The trick is to flush it slowly. If you bust to much crap loose, especailly with sludgy motors it can clog a main bearing oil path.

Can you say ... " full motor rebuild" ???

I'd recommend diesel motor oil because it contains a higher ratio of detergents. It will clean slowly over many oil changes.

Harsh solvents in the "do-it-quick" cleaners will also turn your gaskets to puddy.

Can you say ... "Mucho oil leaks" ??? But then again this might also be a feature. You would never have to drain your oil ... just replace the filter and keep topping it off.

Just my 0.02 cents,

Cahil
 
One last thought ...

What oil you use doesn't really matter compared to the fact of oil pressure which everyone seems to be missing.

Synthetic oil vs. conventional oil ... blah, blah, blah ...

Use the correct viscosity oil to maintain correct oil pressure for your motor.

This begets the question ... "What's the correct oil pressure for our motors ?"

Cheers,
Cahil
 
I agree with cahlic: Don't do a quick flush with harsh detergents cause your gonna get oil leak central. Your driveway will look like an oil field.

I use 1 qt. Rislone oil additive http://www.rislone.com/engine.htm each oil change and this seems to clear up the build up, while not effecting the seals and gaskets (works gradually). If it is running fine, I would not bother with the quick and dirty method. It's better to have the stuff tied up instead of free floating in your engine.

You could add about 12 oz. of Berryman's B-12 and run the engine for a few minutes and drain the oil. It would be diluted enough to prolly not hurt the gaskets. I would not run it long though. What ever you use, make sure to change your filter often so there is new filter space available for catching foreign crud.

Don't know the exact oil pressure, but I usually try to stay right in the middle of the gauge.

Congrats on the valve adjustment.
 
Benji said:
Don't know the exact oil pressure, but I usually try to stay right in the middle of the gauge.

I'm *always* on-or-above the top two thirds guage mark at highway speeds.

How about U ???

Cahil

P.S. Mobil One 15w-50 me use.
 
Benji said:
Congrats on the valve adjustment.

Thanks, Benji. Euclid was the main man on that project. Just put a wrench in his hand and he is a maniac :bounce: . Then its all :beer: for me, j/k. I'd be willing to try the diesel oil route. Honestly though, the truck runs fine. Sounds like a sewing machine(with a flowmaster and no cats) post valve adjustment. Just sux to know the crud is there.
 
Valvo max life 20w-50 here. I'm at the same oil pressure level as Cahilc.
 
Just re-checked my oil pressure to be sure.

Engine cold ...

@ 550 rpm 60% on the guage

@ 2000 rpm 70% on the guage

Cheers,
Cahil
 
Should I be worried that my oil pressure gauge is always pointing at the top notch? Sometimes a little below, sometimes a little above.

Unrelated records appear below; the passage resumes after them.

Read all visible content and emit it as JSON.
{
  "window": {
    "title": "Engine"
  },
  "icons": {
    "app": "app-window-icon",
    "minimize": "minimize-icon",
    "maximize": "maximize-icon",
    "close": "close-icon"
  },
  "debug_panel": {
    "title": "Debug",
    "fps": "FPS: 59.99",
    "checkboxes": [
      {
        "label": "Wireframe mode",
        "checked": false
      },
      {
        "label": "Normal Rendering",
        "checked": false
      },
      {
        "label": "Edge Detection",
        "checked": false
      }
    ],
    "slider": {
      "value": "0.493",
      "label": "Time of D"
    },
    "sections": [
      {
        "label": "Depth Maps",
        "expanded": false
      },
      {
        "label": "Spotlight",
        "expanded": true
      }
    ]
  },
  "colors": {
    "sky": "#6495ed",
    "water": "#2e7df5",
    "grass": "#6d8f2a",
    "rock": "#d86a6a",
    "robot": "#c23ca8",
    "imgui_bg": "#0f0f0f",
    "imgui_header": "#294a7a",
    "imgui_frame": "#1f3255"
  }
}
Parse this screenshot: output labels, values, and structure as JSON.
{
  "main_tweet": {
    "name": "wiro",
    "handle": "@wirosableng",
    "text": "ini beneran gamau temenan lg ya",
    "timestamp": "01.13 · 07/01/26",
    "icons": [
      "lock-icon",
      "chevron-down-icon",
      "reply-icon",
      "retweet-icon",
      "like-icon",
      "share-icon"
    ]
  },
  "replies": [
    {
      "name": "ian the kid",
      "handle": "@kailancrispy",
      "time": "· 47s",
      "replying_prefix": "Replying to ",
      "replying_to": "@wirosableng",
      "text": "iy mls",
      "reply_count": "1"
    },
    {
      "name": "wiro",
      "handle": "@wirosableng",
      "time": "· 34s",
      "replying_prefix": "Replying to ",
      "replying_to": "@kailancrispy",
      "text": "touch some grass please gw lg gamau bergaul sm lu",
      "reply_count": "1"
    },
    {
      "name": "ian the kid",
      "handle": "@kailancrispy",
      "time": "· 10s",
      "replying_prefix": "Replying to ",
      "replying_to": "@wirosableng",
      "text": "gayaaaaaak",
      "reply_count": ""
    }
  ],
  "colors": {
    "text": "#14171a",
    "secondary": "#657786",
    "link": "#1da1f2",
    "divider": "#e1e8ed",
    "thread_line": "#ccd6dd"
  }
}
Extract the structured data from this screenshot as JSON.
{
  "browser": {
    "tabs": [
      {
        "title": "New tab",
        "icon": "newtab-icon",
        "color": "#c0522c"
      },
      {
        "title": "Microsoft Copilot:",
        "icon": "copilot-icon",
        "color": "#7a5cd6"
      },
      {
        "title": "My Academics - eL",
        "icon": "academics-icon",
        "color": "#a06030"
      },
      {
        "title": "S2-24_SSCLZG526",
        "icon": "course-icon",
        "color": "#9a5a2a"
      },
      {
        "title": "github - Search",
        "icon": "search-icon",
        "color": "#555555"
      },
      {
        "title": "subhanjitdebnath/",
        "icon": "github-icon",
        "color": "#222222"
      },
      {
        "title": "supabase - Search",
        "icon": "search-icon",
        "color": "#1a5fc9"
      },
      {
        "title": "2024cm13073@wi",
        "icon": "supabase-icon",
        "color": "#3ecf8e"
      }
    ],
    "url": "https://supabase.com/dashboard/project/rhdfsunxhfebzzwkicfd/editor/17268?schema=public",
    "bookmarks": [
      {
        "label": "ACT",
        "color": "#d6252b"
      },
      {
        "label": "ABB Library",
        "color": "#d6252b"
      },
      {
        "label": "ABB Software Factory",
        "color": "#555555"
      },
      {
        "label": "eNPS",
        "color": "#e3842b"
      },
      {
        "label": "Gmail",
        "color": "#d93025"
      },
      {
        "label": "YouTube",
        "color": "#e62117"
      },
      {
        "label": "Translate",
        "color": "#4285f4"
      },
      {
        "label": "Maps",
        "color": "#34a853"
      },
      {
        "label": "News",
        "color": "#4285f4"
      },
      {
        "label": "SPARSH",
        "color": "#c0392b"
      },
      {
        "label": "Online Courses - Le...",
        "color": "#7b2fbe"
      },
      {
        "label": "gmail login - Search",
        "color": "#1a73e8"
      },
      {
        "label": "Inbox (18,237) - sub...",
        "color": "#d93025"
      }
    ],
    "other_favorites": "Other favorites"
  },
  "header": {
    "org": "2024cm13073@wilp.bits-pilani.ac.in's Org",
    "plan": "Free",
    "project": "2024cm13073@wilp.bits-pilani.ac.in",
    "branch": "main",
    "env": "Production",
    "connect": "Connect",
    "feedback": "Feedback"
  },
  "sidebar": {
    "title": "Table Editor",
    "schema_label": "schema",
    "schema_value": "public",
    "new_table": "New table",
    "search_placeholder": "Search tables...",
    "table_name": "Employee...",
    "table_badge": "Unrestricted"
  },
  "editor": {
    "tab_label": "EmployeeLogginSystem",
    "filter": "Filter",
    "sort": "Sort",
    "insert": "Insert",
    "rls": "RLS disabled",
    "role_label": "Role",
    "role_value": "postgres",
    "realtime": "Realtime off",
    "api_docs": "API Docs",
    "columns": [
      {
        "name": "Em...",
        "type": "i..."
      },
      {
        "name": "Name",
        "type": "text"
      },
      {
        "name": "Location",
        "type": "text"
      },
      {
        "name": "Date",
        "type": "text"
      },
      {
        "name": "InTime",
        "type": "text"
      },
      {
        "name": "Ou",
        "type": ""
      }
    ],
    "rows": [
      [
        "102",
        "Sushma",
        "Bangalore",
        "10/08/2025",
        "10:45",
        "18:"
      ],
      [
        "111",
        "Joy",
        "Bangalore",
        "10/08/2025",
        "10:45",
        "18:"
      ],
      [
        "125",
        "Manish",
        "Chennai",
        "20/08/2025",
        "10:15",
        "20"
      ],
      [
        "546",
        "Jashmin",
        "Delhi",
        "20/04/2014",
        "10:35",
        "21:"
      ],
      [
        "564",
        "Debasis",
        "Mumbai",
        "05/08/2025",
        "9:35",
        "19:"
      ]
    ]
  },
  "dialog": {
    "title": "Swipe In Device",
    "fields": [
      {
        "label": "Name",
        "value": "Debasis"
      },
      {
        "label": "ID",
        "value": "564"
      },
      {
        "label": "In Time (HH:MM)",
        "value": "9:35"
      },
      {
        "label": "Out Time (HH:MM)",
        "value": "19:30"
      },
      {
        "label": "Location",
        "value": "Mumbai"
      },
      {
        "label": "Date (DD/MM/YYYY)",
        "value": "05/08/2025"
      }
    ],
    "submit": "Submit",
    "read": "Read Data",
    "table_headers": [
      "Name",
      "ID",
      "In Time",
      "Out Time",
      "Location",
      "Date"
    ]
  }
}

I am changing the oil tomorrow, FWIW.
 
Other than using the stock gauge, how can you go about checking oil pressure. I've always (3 years) run at about the 1/3 mark on the stock gauge, and am curious if that is accurate or not.
 
majanrk said:
Other than using the stock gauge, how can you go about checking oil pressure. I've always (3 years) run at about the 1/3 mark on the stock gauge, and am curious if that is accurate or not.

You can hire/buy an oil pressure gauge with a flexible hose and adapter that plugs in to the engine block where your oil sensor fits.
There is a series of tests involving running the engine at various speeds.
Easy to do with one on the throttle and another watching the gauge.
 
jhstatts,

My guage duplicates what you said. The top mark, about 2/3'rds up the guage. Just below at idle, sometimes dead on and if engine cold and on highway just a little above. As teh engine warms up a bit at highway, either dead on the top mark or just below.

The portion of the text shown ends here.